Post-it


postit11Markt. Statenplein. Vrijdagochtend. Mijn loempia en ik probeerden nog weg te duiken in het poortje bij Van Leest. Maar het was al te laat. Ik was niet onopgemerkt gebleven en met zekere tred paradeerde de vage kennis mijn kant op. Geestelijk bereidde ik mij voor op een héél lang kwartiertje en een onvermijdelijke depressie na afloop. Snel neem ik nog een hap van mijn loempia en zet me schrap voor de ego-vernietigende woordenvloed die zodadelijk met een aan zekerheid grenzende waarschijnlijkheid over mij uitgestort zal worden. ,,Hé man… loempiaatje aan het eten?” Een dergelijke open deur verdient natuurlijk een cynisch woord van repliek, maar ik kom op dat moment niet verder dan ,,ja”.

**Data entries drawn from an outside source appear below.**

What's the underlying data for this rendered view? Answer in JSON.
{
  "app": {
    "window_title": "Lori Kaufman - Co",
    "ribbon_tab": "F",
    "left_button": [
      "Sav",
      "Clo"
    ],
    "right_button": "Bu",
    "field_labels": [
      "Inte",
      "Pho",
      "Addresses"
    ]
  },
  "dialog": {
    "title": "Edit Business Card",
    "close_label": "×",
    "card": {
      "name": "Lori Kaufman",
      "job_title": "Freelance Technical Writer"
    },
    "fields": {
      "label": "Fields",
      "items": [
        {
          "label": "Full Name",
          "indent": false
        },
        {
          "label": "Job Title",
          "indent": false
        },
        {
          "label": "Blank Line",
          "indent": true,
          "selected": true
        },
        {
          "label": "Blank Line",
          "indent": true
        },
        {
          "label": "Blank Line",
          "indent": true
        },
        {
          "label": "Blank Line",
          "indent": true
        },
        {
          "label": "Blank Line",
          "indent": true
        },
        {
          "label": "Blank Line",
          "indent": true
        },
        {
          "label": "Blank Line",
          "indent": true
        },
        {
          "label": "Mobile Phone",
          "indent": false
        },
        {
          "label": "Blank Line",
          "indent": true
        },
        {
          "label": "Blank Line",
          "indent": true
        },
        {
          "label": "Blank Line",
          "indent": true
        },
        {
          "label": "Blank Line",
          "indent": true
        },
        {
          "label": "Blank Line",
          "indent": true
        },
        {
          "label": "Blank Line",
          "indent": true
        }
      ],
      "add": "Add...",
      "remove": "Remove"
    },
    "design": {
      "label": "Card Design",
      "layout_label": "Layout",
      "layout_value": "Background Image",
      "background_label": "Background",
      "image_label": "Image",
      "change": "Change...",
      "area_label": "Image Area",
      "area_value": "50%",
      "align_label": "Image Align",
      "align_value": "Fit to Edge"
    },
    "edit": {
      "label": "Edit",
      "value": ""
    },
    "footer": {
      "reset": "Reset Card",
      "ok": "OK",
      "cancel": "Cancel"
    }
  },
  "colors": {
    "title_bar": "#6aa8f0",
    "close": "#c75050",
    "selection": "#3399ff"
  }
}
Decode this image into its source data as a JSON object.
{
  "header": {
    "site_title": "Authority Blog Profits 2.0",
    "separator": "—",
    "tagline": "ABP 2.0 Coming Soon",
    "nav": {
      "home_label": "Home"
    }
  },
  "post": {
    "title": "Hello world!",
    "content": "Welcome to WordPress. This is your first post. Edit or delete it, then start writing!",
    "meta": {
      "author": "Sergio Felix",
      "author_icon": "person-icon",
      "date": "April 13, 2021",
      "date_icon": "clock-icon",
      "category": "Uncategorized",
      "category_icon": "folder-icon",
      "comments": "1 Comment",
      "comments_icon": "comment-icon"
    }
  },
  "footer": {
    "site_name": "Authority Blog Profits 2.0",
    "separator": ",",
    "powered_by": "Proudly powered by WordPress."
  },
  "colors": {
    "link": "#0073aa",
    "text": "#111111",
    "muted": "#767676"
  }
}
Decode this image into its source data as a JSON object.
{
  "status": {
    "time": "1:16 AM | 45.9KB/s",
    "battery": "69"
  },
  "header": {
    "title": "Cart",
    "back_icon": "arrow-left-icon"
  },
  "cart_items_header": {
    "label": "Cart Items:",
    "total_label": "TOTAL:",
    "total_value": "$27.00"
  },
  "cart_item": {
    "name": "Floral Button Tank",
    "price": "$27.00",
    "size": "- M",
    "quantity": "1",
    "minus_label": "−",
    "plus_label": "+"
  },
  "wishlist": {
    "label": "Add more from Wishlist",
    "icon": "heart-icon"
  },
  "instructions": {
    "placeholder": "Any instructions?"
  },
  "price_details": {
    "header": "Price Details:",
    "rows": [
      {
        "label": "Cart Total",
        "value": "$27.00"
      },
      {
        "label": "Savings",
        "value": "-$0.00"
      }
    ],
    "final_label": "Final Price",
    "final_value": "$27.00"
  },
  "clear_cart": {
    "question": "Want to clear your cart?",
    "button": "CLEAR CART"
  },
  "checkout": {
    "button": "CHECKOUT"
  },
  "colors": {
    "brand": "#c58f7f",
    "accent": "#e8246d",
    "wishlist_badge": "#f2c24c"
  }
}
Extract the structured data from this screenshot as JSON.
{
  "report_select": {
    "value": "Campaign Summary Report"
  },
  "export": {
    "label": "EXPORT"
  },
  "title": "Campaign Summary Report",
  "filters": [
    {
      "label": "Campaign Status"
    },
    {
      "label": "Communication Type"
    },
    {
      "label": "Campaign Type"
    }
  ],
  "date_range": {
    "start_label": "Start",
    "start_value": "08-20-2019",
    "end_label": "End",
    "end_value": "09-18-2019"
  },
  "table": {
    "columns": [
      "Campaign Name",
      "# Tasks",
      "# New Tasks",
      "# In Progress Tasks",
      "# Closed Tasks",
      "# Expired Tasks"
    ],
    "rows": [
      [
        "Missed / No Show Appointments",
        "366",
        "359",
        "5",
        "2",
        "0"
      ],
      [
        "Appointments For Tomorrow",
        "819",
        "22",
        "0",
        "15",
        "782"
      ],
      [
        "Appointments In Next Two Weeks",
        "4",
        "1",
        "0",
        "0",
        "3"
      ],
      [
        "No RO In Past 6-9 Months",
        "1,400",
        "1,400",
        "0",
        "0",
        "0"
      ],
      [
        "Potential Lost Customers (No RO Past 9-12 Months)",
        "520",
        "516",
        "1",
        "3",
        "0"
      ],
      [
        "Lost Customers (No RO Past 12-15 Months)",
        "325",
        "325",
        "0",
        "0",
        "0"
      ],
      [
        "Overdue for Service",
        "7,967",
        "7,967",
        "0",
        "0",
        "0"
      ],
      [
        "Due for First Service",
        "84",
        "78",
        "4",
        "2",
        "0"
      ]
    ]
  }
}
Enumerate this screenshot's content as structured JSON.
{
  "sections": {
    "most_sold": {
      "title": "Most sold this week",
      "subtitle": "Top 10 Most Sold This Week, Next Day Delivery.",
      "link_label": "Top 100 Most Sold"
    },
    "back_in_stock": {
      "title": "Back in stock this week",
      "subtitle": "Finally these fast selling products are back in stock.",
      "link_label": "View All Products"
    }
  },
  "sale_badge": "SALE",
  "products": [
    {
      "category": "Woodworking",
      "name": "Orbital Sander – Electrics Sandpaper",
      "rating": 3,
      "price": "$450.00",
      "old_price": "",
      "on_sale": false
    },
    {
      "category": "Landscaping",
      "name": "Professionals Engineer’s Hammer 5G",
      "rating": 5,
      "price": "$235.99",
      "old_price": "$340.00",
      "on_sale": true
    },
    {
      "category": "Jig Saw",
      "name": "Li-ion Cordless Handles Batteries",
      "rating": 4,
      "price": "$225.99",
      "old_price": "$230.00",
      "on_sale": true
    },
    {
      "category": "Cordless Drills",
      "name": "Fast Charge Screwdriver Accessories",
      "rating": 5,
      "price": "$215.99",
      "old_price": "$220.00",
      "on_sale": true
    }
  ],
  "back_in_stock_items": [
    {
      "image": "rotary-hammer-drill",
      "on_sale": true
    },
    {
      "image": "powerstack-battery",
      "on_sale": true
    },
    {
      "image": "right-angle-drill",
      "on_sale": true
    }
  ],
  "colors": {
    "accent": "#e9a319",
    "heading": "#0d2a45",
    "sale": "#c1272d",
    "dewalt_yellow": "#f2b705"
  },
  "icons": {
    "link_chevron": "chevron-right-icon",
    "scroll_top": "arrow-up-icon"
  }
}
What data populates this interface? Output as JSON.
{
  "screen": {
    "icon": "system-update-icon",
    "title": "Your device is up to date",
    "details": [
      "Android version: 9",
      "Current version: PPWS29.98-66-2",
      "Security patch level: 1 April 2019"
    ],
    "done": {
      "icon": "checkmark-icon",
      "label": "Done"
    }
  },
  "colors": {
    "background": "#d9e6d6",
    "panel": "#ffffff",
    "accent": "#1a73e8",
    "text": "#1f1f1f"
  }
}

Huib is zo’n man bij wie een gesprek voornamelijk uit eenrichtingsverkeer bestaat. Terugpraten mag, maar heeft absoluut geen zin. Als Huib vraagt hoe het met je gaat kun je rustig antwoorden met: ,,Nou, niet best. Vanmorgen is mijn huis afgebrand, mijn vrouw is er vandoor met Henk Poort en de  dokter heeft me zojuist verteld dat mijn beide benen geamputeerd moeten worden.” Huib zal in eerste instantie aanbieden dat hij je schoenen wel wil overnemen en gaat er vervolgens keihard overheen met de mededeling dat de brinta die hij vanochtend uit de koelkast haalde twee dagen over de houdbaarheidsdatum was en dat gisteravond, toen hij het haardvuur wilde aansteken, de aanmaakblokjes op waren. O ja en tijdens zijn vakantie in Frankrijk (‘Nee, wij lijken helemaal niet op toeristen!’) had het maar liefst twee dagen geregend.

Het is meteen ook het ergste wat Huib kan overkomen, want zijn leven staat, in tegenstelling tot dat van mij, altijd perfect in de steigers. Huib heeft een dermate goede pensioenregeling afgesloten dat hij met terugwerkende kracht op 6-jarige leeftijd al van het Zwitserlevengevoel kan gaan genieten, maar dat doet hij niet, als hoofd verkoop binnendienst van een kartonfabriek heeft hij immers de allerleukste baan van de hele wereld. Zijn Franse auto (die hij met een vette korting heeft aangeschaft) is door Autovisie, Autoweek , Arts en Auto én Jos Verstappen uitgeroepen tot beste, snelste en veiligste auto van het jaar, hij rijdt één op honderd en vermijdt elke avond uit zichzelf de file. De overwaarde van zijn huis is dermate groot dat de hypotheekverstrekker hem maandelijks hoogstpersoonlijk geld komt brengen in een zilverkleurige doos met een strikje er omheen. Zijn dochters studeren op het hoogste niveau, doen allebei twee studies binnen drie jaar en worden chirurg, piloot of, als het écht moet, minister-president. Zonder het expliciet te zeggen geeft Huib volcontinu het signaal af dat jij met een te hoge hypotheek in een nagenoeg onbewoonbaar verklaard pand woont, dat jouw Aziatische auto vóór de Tweede Wereldoorlog al afgekeurd had moeten worden, dat je vrouw een tragische vergissing is en dat je pensioenvoorziening gelijk staat aan een enkele reis Leger des Heils met verplichte bijbetaling voor vast voedsel.

Een lichte hoofdpijn maakt zich van mij meester en ik verlang heimelijk naar een weekje Wijk aan Zee met dwangverpleging. Maar gelukkig heeft Huib een nieuw slachtoffer gesignaleerd. Met een jolig ,,Nou, tot ziens dan!”, draait hij zich schielijk om ter voorbereiding op zijn volgende prooi. Dan zie ik achterop zijn jasje zo’n klein post-it-stickertje zitten. Er staat iets op. Ik doe een klein stapje naar voren en ik lees in vette viltstiftletters het woordje ‘eikel!’… inderdaad mét uitroepteken. Dat moet toch een practical joke op kantoor geweest zijn. Even overweeg ik om Huib te waarschuwen. Een volwassen vent laat je toch niet over zijn volle vrijdagmarkt met een stickertje op zijn rug lopen… toch?

Dan denk ik… laat maar. Sommige dingen in het leven moet je gewoon laten voor wat ze zijn.